Heimische Tiere - Insekten

beobachtet und fotografiert von
federleicht-leben








Adonislibelle
30. April 2011

Da wir bereits sehr viele Seiten von Libellen auf der Seite haben, wäre die Adonislibelle "eigentlich" nicht dran, aber die Entscheidung für die zierlichen und hübschen Libellen fiel leicht. Erstmalig hatten wir heute das Glück, einen kompletten Satz Bilder schießen zu können, die alles zeigen, was man von einer Libellenart wissen sollte: Weibchen, Männchen, ein Tandem (geht dem Paarungsrad voraus), ein Paarungsrad und die Eiablage.

Erstmalig müssen wir Aussagen bei Wikipedia korrigieren. Dort heißt es, die Paarung erfolge in den frühen Morgenstunden - unser letztes Bild von einem Paarungsrad entstand um 14 Uhr 43. Auch die Information, dass sie sich verstecken und schwer zu finden sind, können wir nicht bestätigen. Im Gegenteil, sie sind geradezu anhänglich und setzten sich ganz ungeniert auf unsere Hand.

Adonislibellen sind, so erscheinen sie mir, sehr klein. Der Hinterleib des Männchens ist extrem dünn, ...

... dünner als ein Streichholz. Der des Weibchens ist ein bisschen dicker. Männchen und Weibchen sind deutlich zu unterscheiden, und die Zeichnung des Weibchens ist, im Gegensatz zu vielen anderen Libellenarten, viel bunter.

Hier kann man gut sehen, wie das Männchen das Weibchen mit seinen Zangen, die am Ende des Hinterleibes sitzen, ergriffen hat.

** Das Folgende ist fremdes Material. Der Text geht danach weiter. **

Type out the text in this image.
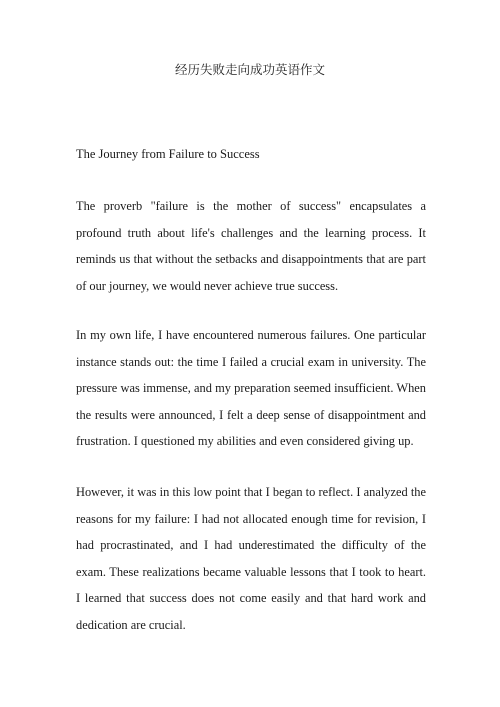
经历失败走向成功英语作文
The Journey from Failure to Success

The proverb "failure is the mother of success" encapsulates a profound truth about life's challenges and the learning process. It reminds us that without the setbacks and disappointments that are part of our journey, we would never achieve true success.

In my own life, I have encountered numerous failures. One particular instance stands out: the time I failed a crucial exam in university. The pressure was immense, and my preparation seemed insufficient. When the results were announced, I felt a deep sense of disappointment and frustration. I questioned my abilities and even considered giving up.

However, it was in this low point that I began to reflect. I analyzed the reasons for my failure: I had not allocated enough time for revision, I had procrastinated, and I had underestimated the difficulty of the exam. These realizations became valuable lessons that I took to heart. I learned that success does not come easily and that hard work and dedication are crucial.
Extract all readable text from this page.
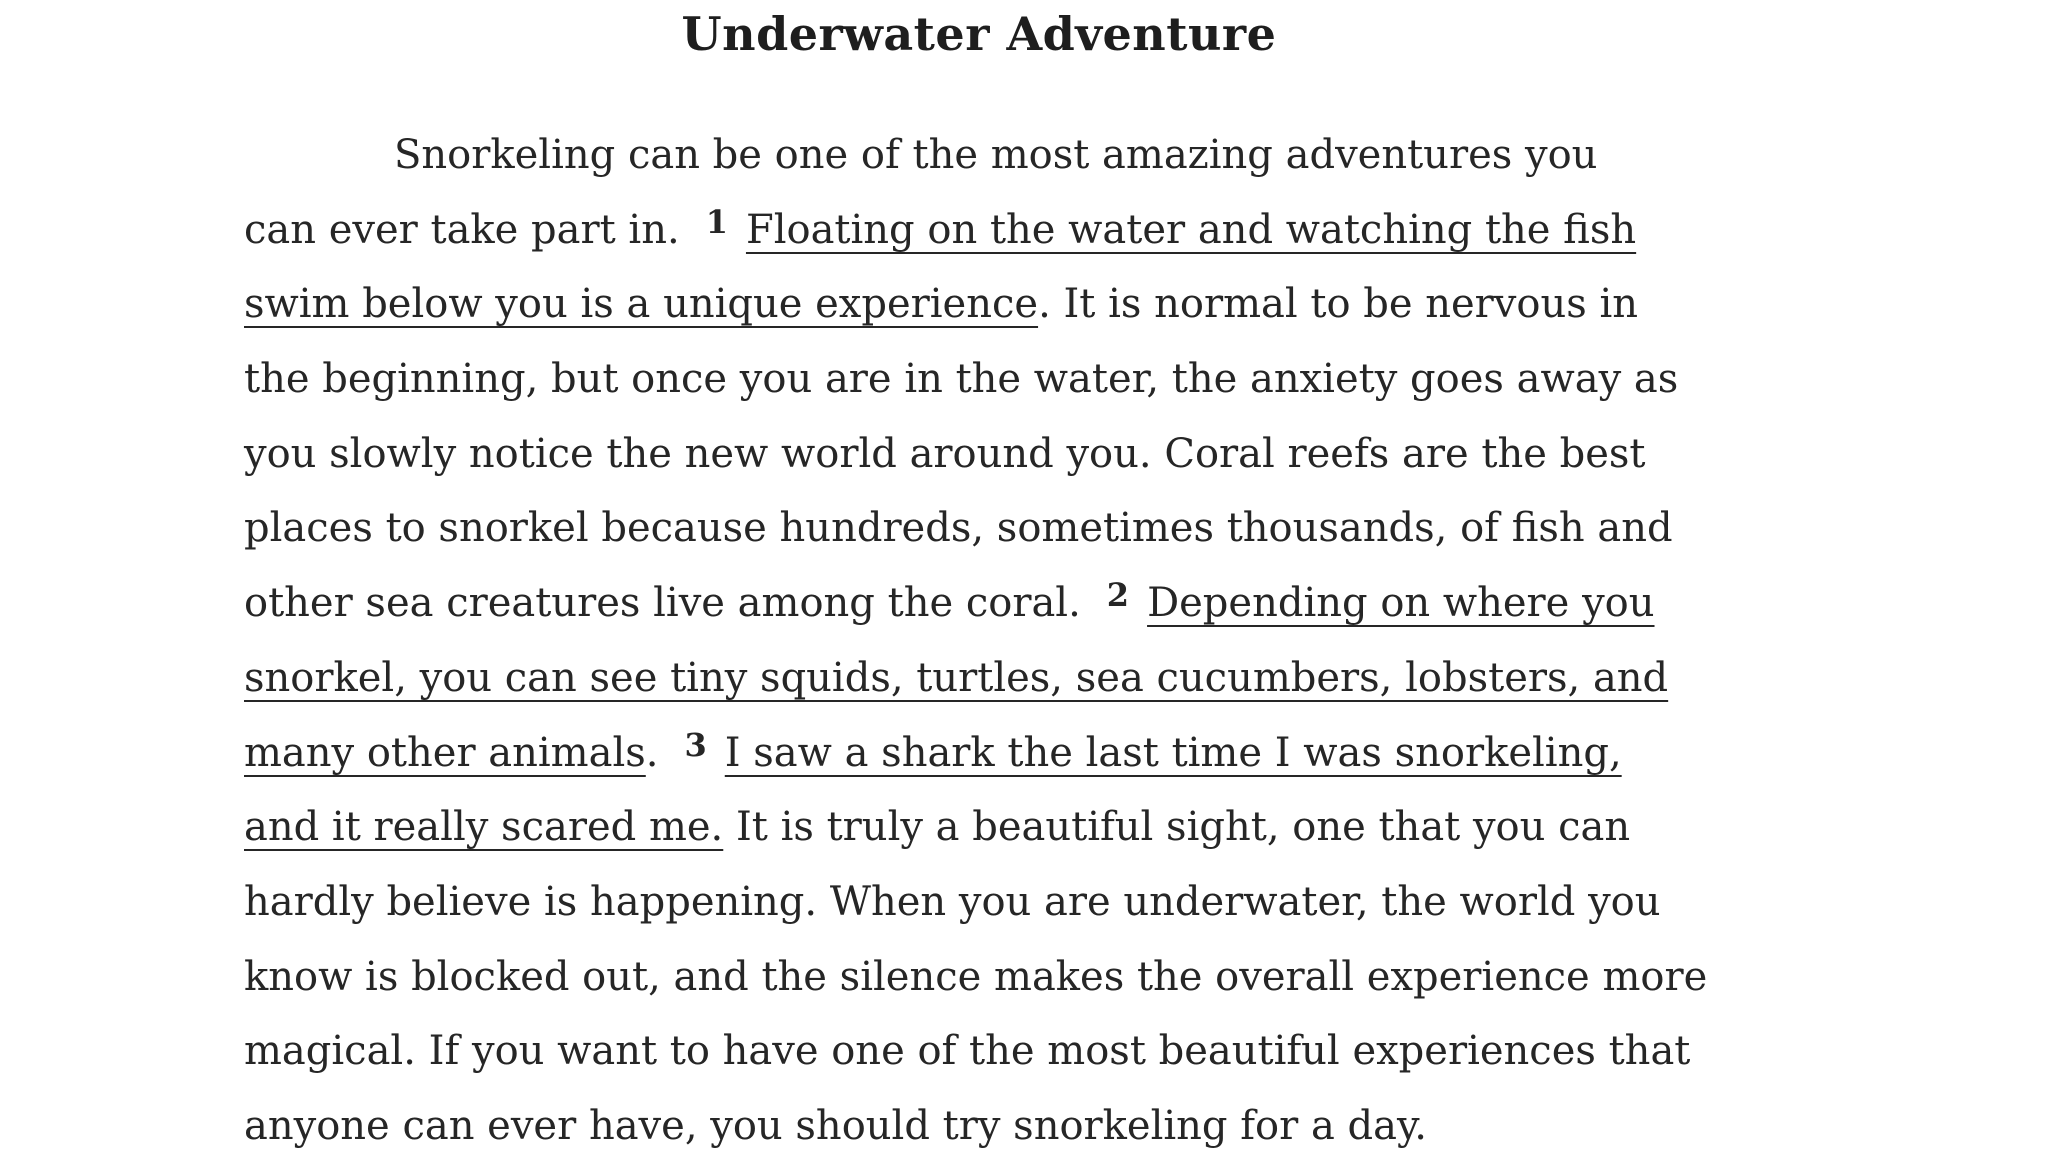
Underwater Adventure
Snorkeling can be one of the most amazing adventures you
can ever take part in. 1 Floating on the water and watching the fish
swim below you is a unique experience. It is normal to be nervous in
the beginning, but once you are in the water, the anxiety goes away as
you slowly notice the new world around you. Coral reefs are the best
places to snorkel because hundreds, sometimes thousands, of fish and
other sea creatures live among the coral. 2 Depending on where you
snorkel, you can see tiny squids, turtles, sea cucumbers, lobsters, and
many other animals. 3 I saw a shark the last time I was snorkeling,
and it really scared me. It is truly a beautiful sight, one that you can
hardly believe is happening. When you are underwater, the world you
know is blocked out, and the silence makes the overall experience more
magical. If you want to have one of the most beautiful experiences that
anyone can ever have, you should try snorkeling for a day.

Nun flogen die beiden an ein Blatt, und das Weibchen krümmte seinen Hinterleib nach oben - gleich wird die Vereinigung zustande kommen.

Die beiden Bilder wurden zwar nicht besonders gut, aber es war das erste Mal, dass ich ein Pärchen bei diesem Schritt so erwischen konnte.

Der letzte Akt besteht in der Eiablage. Weibchen und Männchen der Adonislibelle machen das gemeinsam. Das Weibchen hat am Ende des Hinterleibs einen Legeapparat, mit dem sie Löcher in Pflanzenteile stechen kann, in die sie die Eier legt.

Abschließend möchte ich ein paar Worte zu den beiden Bildern neben dem Eingangstext sagen. Links ist verschimmeltes Brot zu sehen, das in den Teich geworfen wurde. Das ist UNVERANTWORTLICH !!!!
Demnächst gibt es hier eine Seite mit Informationen, warum man kein Brot an Tiere verfüttern darf. Das andere Bild zeigt eine Schildkröte und eine Ente, zwei Tiere, die sich gut miteinander vertragen. Die große der Schildkröten fanden wir verendet am Teichufer - sicher eine Folge der schlechten Wasserqualität, die auch eine Folge der Brotfütterung ist.

Die Zustände an unserem kleinen Paradies verschlechterten sich erheblich. Wir werden etwas dagegen zu tun versuchen - und hier berichten.